The fastest time would probably be 3-4 hours if the person was near the lab and the test was processed on arrival. For bubble-type testing with an onsite lab, we could get results from 92 samples in three hours. In many cases, we expect same-day results to be possible – 24 hours at most.
Rugby fans were disappointed that New Zealand is not hosting the Rugby Championship after the governing body, Sanzaar, opted for Australia’s quarantine set-up. Could SalivaDirect have helped?
For a transtasman sporting bubble, SalivaDirect could be a good way to proceed. Teams could be tested leading up to getting together, then monitored while together. With the NBA, teams were getting together to train each day, so there was close contact but successful isolation, and there weren’t further outbreaks after someone was caught early. The saliva test could be used daily to be certain. Every NBA member we detected was asymptomatic or pre-symptomatic.
Will a coronavirus saliva test eventually evolve along the lines of a home pregnancy test?
Yes, that’s what we’re working towards. If you could take a test often enough to detect as you become infectious, that would be critical, because that is when you want to be isolating. For now, we wanted to go down the path of least resistance with the FDA. We’re not allowed to use the word approval, but during a pandemic, the FDA can issue emergency-use authorisation, and that is what we have. We are not making money out of this, not selling it. We just want to be able to say, “this works”, and share it, and we have.
The US is one of the worst-affected countries. What’s it like living and working with the coronavirus?
I went into this kind of complacent or naive.

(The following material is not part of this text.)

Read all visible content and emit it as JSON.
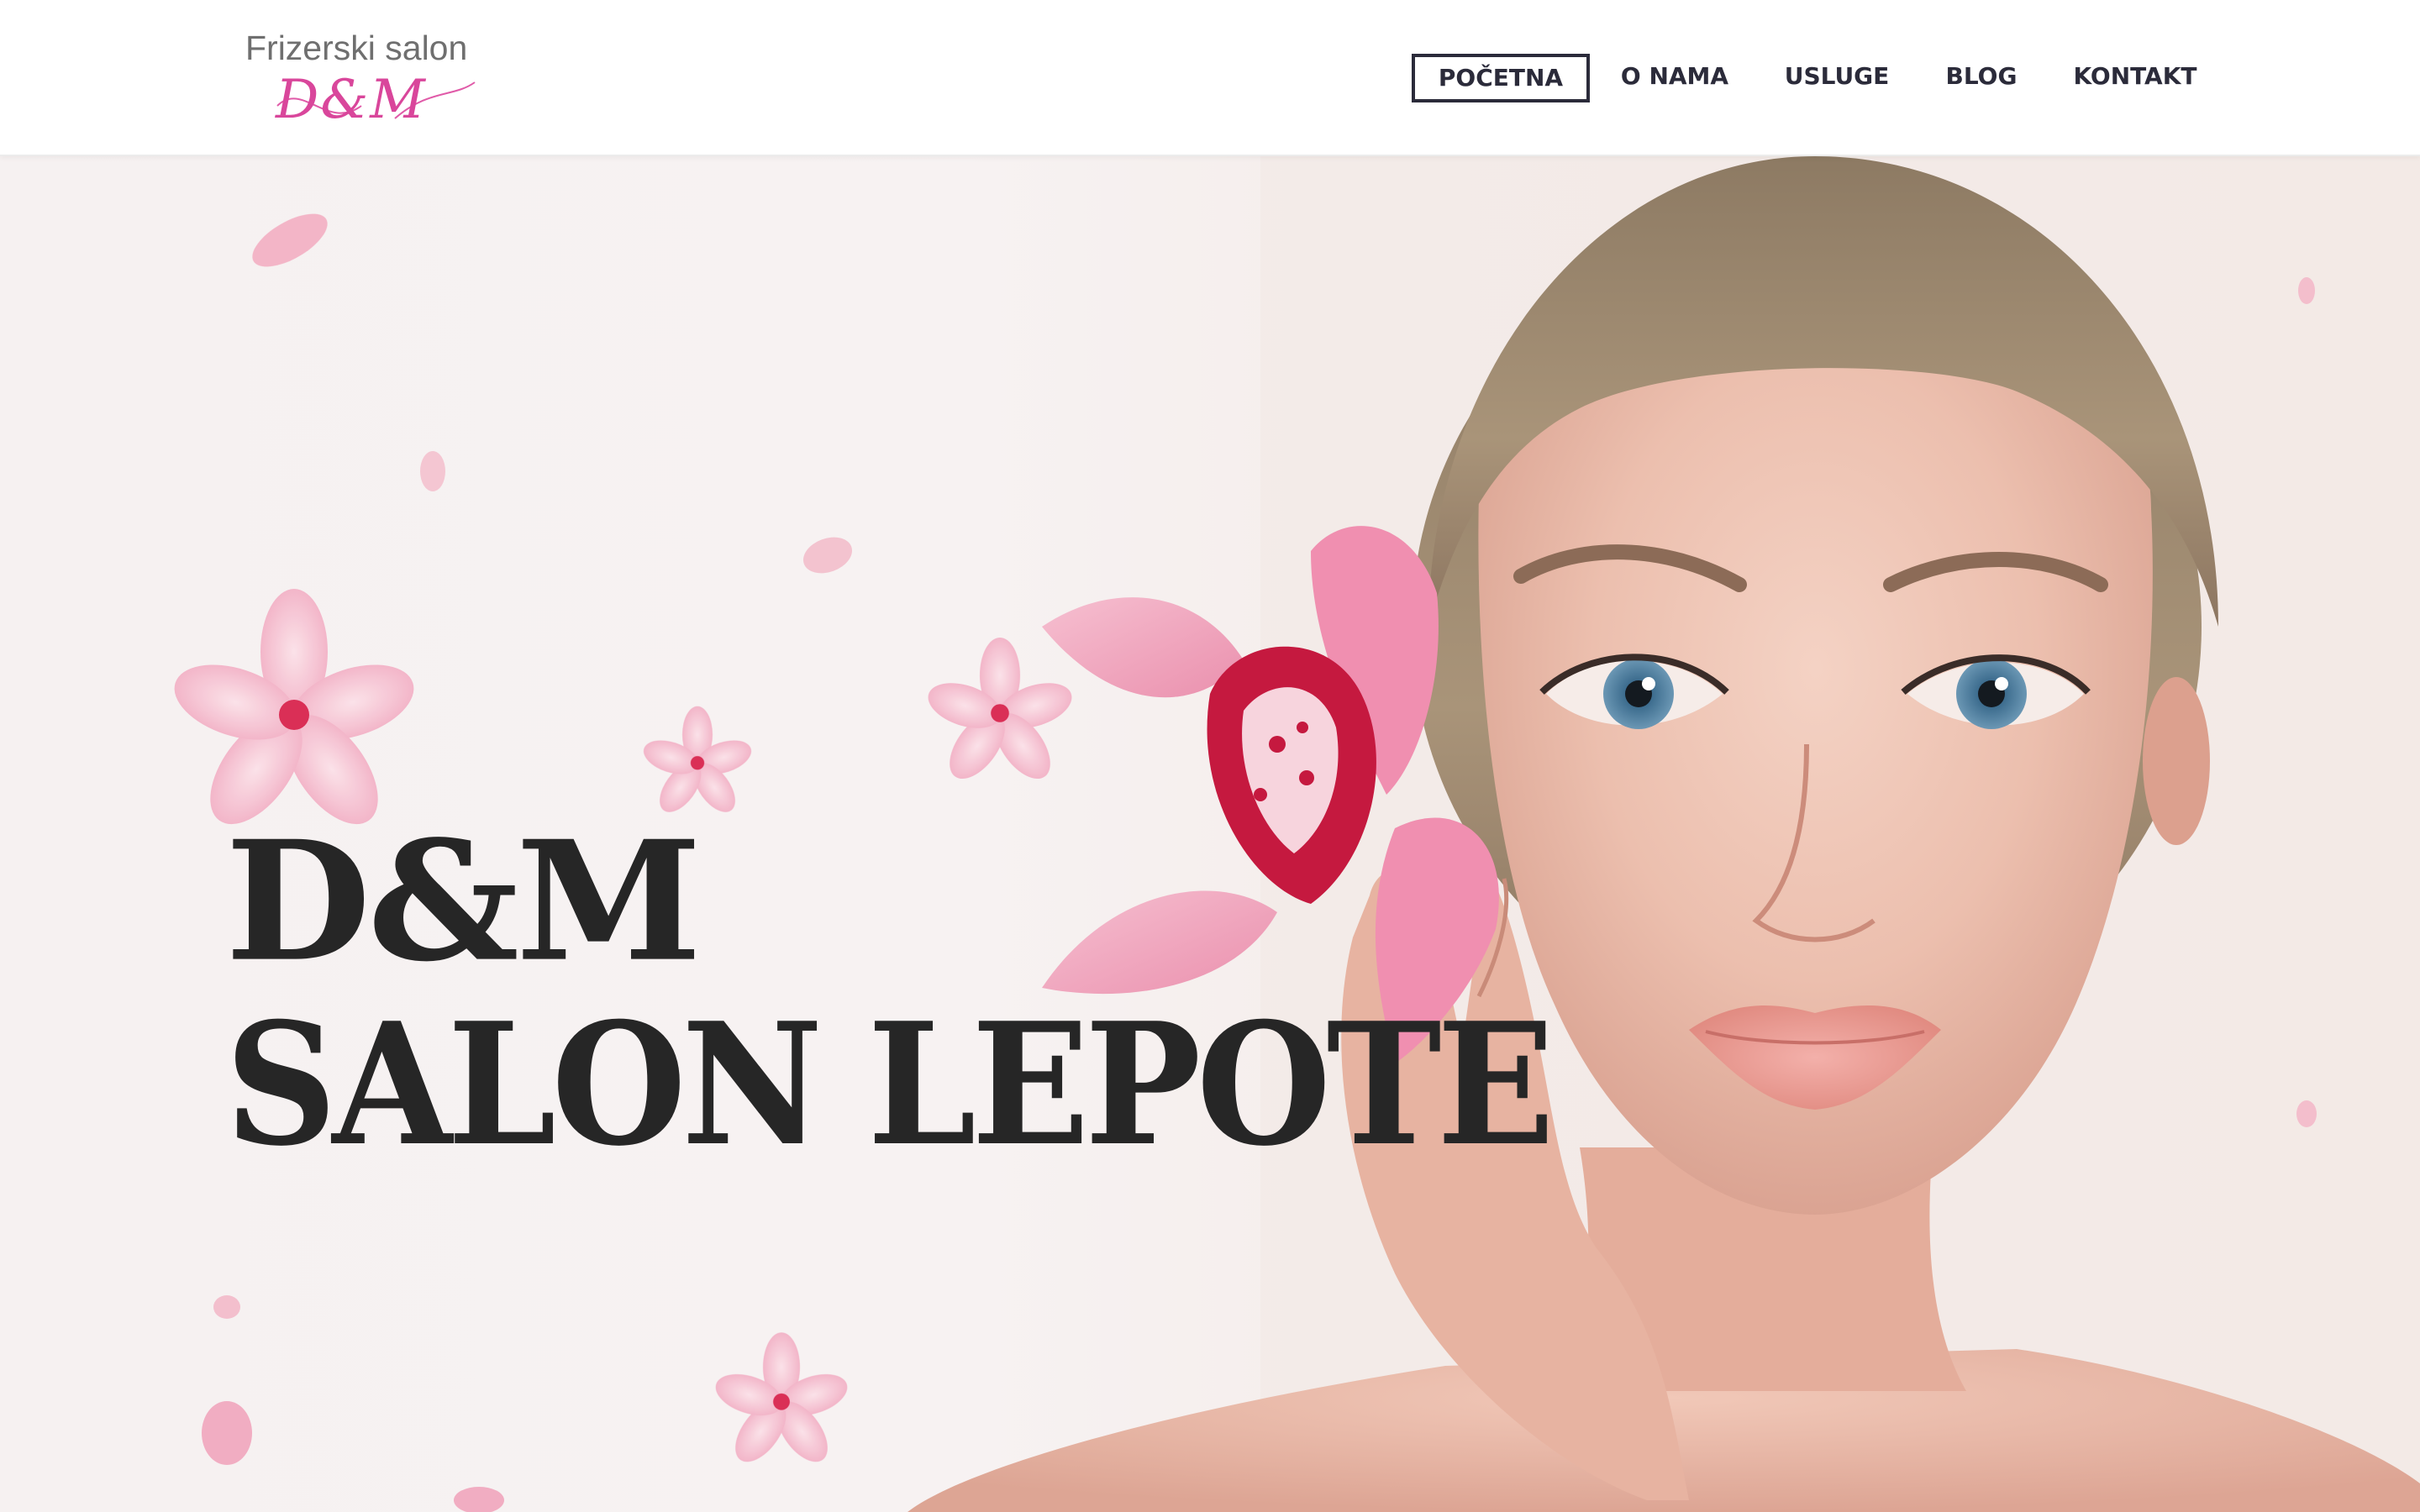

This was an unknown virus, of course, but I was definitely one of the people who thought it was just going to be a bad flu, something that would hit some people worse than others and would peak in April and May. I was hesitant about wearing masks, because of the risk of spreading other germs around if people aren’t wearing them properly. But I have completely changed my tune. I’ve seen this virus and it is so unpredictable. Very early on, we saw those who were worst afflicted – older people and those with comorbidities. But there have been retirement villages here where 50-75 per cent of the entire village has died. That’snot your normal flu season.
And the young people you have tested?
I’ve seen people in their thirties with the lungs of an elderly individual and they just can’t breathe. Some are top athletes or sports stars – who knows if they will get better? Or they may be asymptomatic individuals who seemed fine, but they’ve now got scarring on their hearts.

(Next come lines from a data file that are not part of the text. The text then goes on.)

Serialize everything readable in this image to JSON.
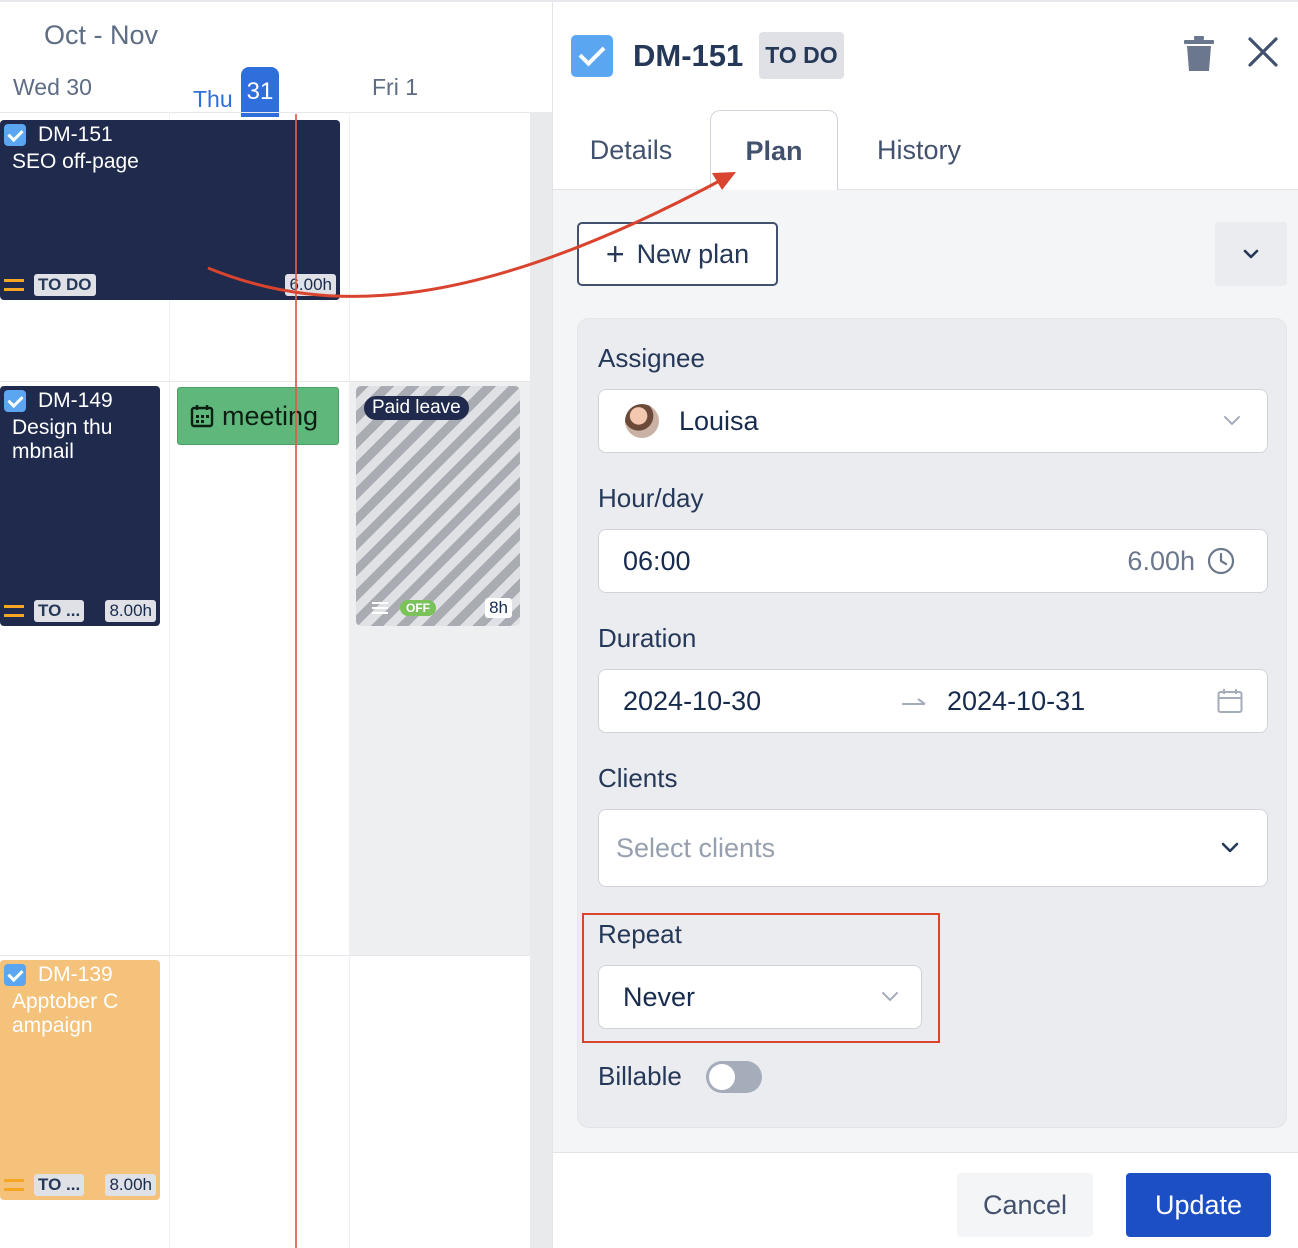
{
  "calendar": {
    "range": "Oct - Nov",
    "days": [
      {
        "name": "Wed",
        "num": "30"
      },
      {
        "name": "Thu",
        "num": "31"
      },
      {
        "name": "Fri",
        "num": "1"
      }
    ],
    "tasks": [
      {
        "key": "DM-151",
        "title": "SEO off-page",
        "status": "TO DO",
        "hours": "6.00h"
      },
      {
        "key": "DM-149",
        "title": "Design thu mbnail",
        "status": "TO ...",
        "hours": "8.00h"
      },
      {
        "key": "DM-139",
        "title": "Apptober C ampaign",
        "status": "TO ...",
        "hours": "8.00h"
      }
    ],
    "meeting": {
      "label": "meeting",
      "icon": "calendar-icon"
    },
    "leave": {
      "label": "Paid leave",
      "badge": "OFF",
      "hours": "8h"
    }
  },
  "panel": {
    "key": "DM-151",
    "status": "TO DO",
    "tabs": [
      "Details",
      "Plan",
      "History"
    ],
    "active_tab": "Plan",
    "new_plan_label": "New plan",
    "form": {
      "assignee_label": "Assignee",
      "assignee_value": "Louisa",
      "hourday_label": "Hour/day",
      "hourday_value": "06:00",
      "hourday_hint": "6.00h",
      "duration_label": "Duration",
      "duration_start": "2024-10-30",
      "duration_end": "2024-10-31",
      "clients_label": "Clients",
      "clients_placeholder": "Select clients",
      "repeat_label": "Repeat",
      "repeat_value": "Never",
      "billable_label": "Billable",
      "billable_on": false
    },
    "cancel_label": "Cancel",
    "update_label": "Update"
  },
  "colors": {
    "accent": "#1d4fc4",
    "today": "#2f6fdb",
    "task_dark": "#1f2a4d",
    "task_orange": "#f5c27b",
    "meeting": "#5fb77b",
    "annotation": "#d9442f"
  },
  "icons": [
    "check-icon",
    "trash-icon",
    "close-icon",
    "plus-icon",
    "chevron-down-icon",
    "clock-icon",
    "calendar-icon",
    "arrow-right-icon",
    "priority-icon",
    "menu-icon"
  ]
}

Are you worried for yourself?
You don’t know how it’s going to affect you and I’m not ready to take that risk. I had a flatmate move out because he had very different ideas. We were friends, or friendly, but it became confrontational. We were talking and I said we might want to start thinking about where we’re going and who we’re seeing because of the risk. But he reacted a bit aggressively, saying no one was going to tell him what to do, where to go or who he could see. He moved out and I got a new flatmate who’s a nanny for two doctors, so she is very aware of staying healthy for them.
Do you see a time soon when life in the US might return to some sort of normal?

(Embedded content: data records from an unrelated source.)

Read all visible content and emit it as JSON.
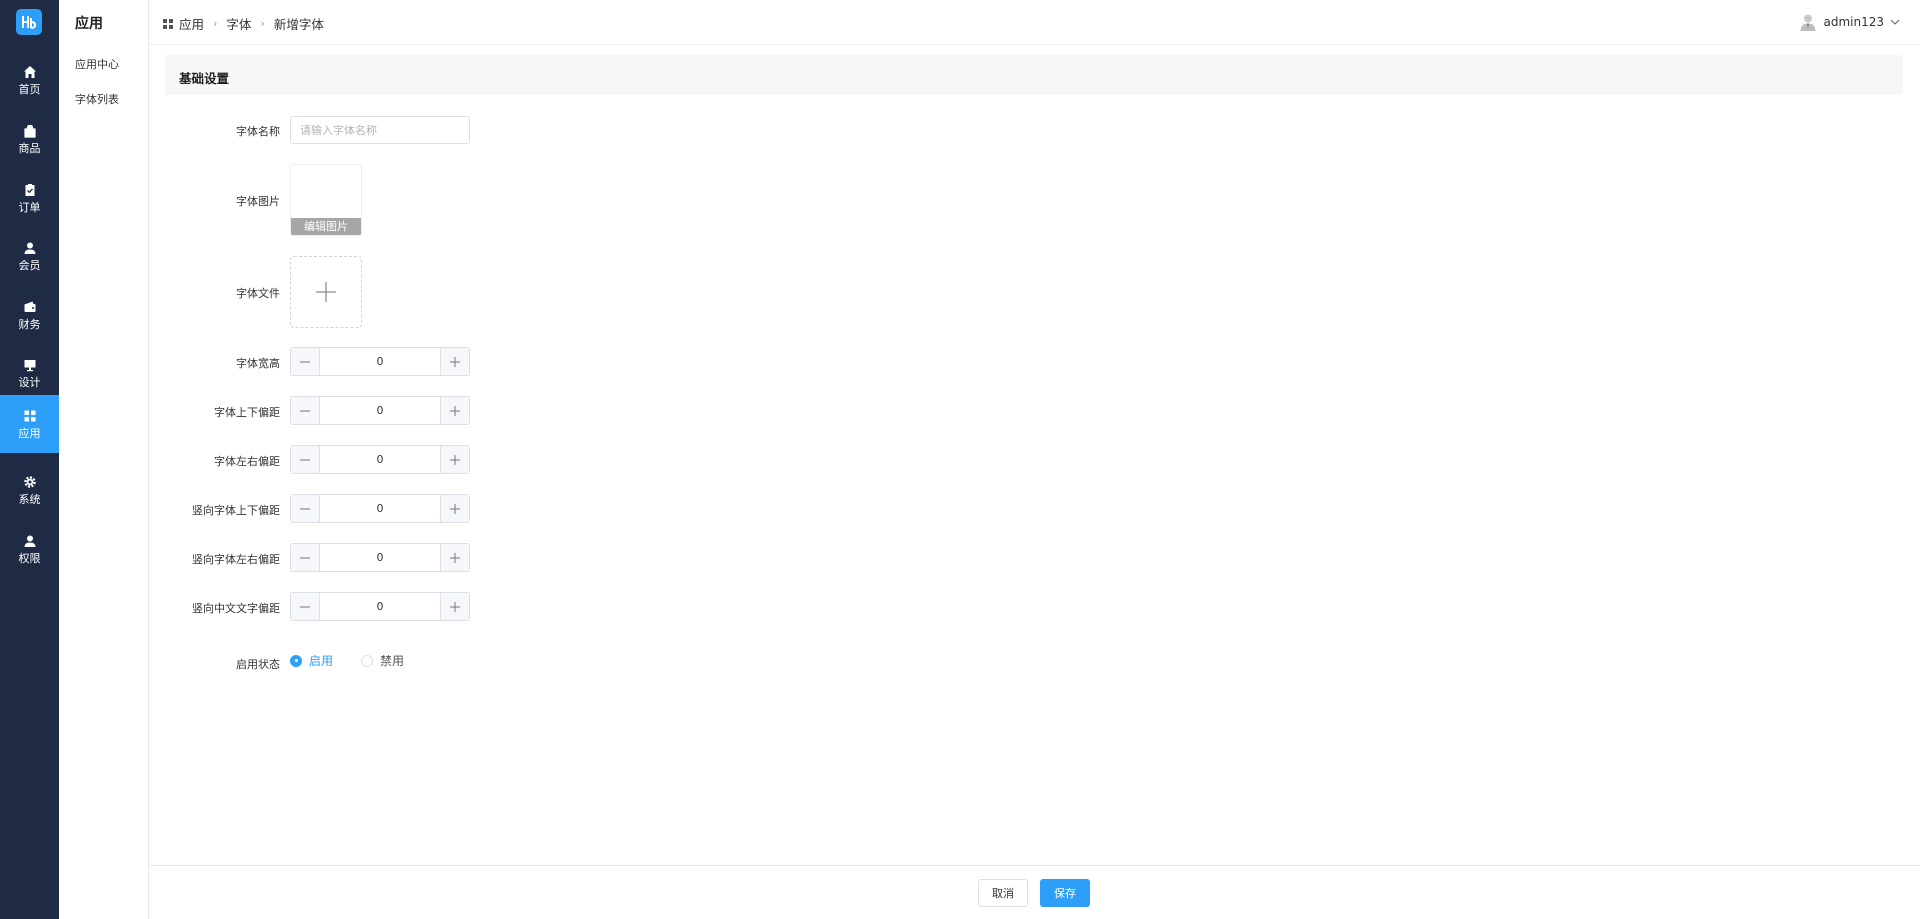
{
  "nav": {
    "items": [
      {
        "label": "首页",
        "icon": "home-icon"
      },
      {
        "label": "商品",
        "icon": "bag-icon"
      },
      {
        "label": "订单",
        "icon": "clipboard-icon"
      },
      {
        "label": "会员",
        "icon": "user-icon"
      },
      {
        "label": "财务",
        "icon": "wallet-icon"
      },
      {
        "label": "设计",
        "icon": "monitor-icon"
      },
      {
        "label": "应用",
        "icon": "grid-icon"
      },
      {
        "label": "系统",
        "icon": "gear-icon"
      },
      {
        "label": "权限",
        "icon": "person-icon"
      }
    ],
    "active": "应用"
  },
  "sidebar": {
    "title": "应用",
    "items": [
      {
        "label": "应用中心"
      },
      {
        "label": "字体列表"
      }
    ]
  },
  "header": {
    "breadcrumb": [
      "应用",
      "字体",
      "新增字体"
    ],
    "username": "admin123"
  },
  "form": {
    "section_title": "基础设置",
    "font_name": {
      "label": "字体名称",
      "value": "",
      "placeholder": "请输入字体名称"
    },
    "font_image": {
      "label": "字体图片",
      "edit_label": "编辑图片"
    },
    "font_file": {
      "label": "字体文件"
    },
    "steppers": [
      {
        "label": "字体宽高",
        "value": "0"
      },
      {
        "label": "字体上下偏距",
        "value": "0"
      },
      {
        "label": "字体左右偏距",
        "value": "0"
      },
      {
        "label": "竖向字体上下偏距",
        "value": "0"
      },
      {
        "label": "竖向字体左右偏距",
        "value": "0"
      },
      {
        "label": "竖向中文文字偏距",
        "value": "0"
      }
    ],
    "status": {
      "label": "启用状态",
      "options": [
        "启用",
        "禁用"
      ],
      "selected": "启用"
    }
  },
  "footer": {
    "cancel_label": "取消",
    "save_label": "保存"
  },
  "colors": {
    "nav_bg": "#1f2a44",
    "accent": "#2e9ff8"
  }
}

We’re living in a crazy world. I wonder when we might do things like shake someone’s hand, go out singing and dancing with friends again, or go to a concert, the movies or a show. Maybe I might do them if I can get back to New Zealand, because you’re living in a very different world. Until recently, things were almost back to normal in New Zealand, but the rest of us are living a very quiet and distanced life.
You’re now 35. Having reached great heights at Yale, are you lost to New Zealand?
I’ve always thought I’d end up back there, at least for a bit. Staying in the US is not ideal. I like healthcare, annual leave and gun control. And when I was last home and doing my runs, I loved seeing the city – Auckland is beautiful – and just how friendly people are. Everyone I passed would wave or say “hi”. New Zealand is such a fantastic place; sometimes it takes living overseas to realise that.